We found a significantly higher rate of “anaphylaxis” in the Lebanese- than in the Italian cohort. This finding, however, should be interpreted with caution due to a possible misunderstanding in the Arabic translation of the questionnaire. Since there is not a specific term for “anaphylaxis” in Arabic, in almost all translations websites (including google translator) anaphylaxis is translated as "حساسية مفرطة, which literally means “excessive allergy”. The questionnaire was designed to ensure that all medical terms defining symptoms should be clear and simple for the majority of people, and we also offered the questionnaire in English language (see supplementary material Table S1) to limit possible terminological misunderstandings. However, a terminological misinterpretation cannot be excluded and this can be considered a limitation of the present study. Further confirmation of the exact prevalence of post-vaccinal anaphylaxis in the Lebanese cohort is therefore needed.
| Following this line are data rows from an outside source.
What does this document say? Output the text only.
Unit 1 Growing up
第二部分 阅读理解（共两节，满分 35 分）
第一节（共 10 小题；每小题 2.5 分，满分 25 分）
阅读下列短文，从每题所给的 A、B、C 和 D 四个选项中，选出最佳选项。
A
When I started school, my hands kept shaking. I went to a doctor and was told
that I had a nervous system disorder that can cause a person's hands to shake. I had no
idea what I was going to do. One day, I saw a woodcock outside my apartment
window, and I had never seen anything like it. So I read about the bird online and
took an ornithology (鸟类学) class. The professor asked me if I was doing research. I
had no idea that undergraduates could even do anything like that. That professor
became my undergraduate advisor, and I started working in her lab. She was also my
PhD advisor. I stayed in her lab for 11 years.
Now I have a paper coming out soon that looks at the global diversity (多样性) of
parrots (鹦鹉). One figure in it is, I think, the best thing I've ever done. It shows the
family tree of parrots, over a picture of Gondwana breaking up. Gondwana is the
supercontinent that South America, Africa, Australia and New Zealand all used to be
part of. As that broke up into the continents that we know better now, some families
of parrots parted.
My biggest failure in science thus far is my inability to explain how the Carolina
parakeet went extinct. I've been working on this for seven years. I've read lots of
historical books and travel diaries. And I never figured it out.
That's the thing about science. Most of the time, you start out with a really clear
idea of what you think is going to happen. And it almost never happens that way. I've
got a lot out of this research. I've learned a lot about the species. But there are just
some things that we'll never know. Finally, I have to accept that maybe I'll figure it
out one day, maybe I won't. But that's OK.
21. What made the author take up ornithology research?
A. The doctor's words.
In conclusion, the present study brings novel insights into the impact of COVID-19 vaccines as post-vaccinal symptoms in free-living populations. Results underscore the importance of considering not only age but also geographical areas and sex-related effects. To our knowledge, this is a first study exploring self-reported symptoms after COVID-19 vaccination from two different cohorts in the Mediterranean area at the same time. Further investigations need to address this topic with respect to clinical and social aspects.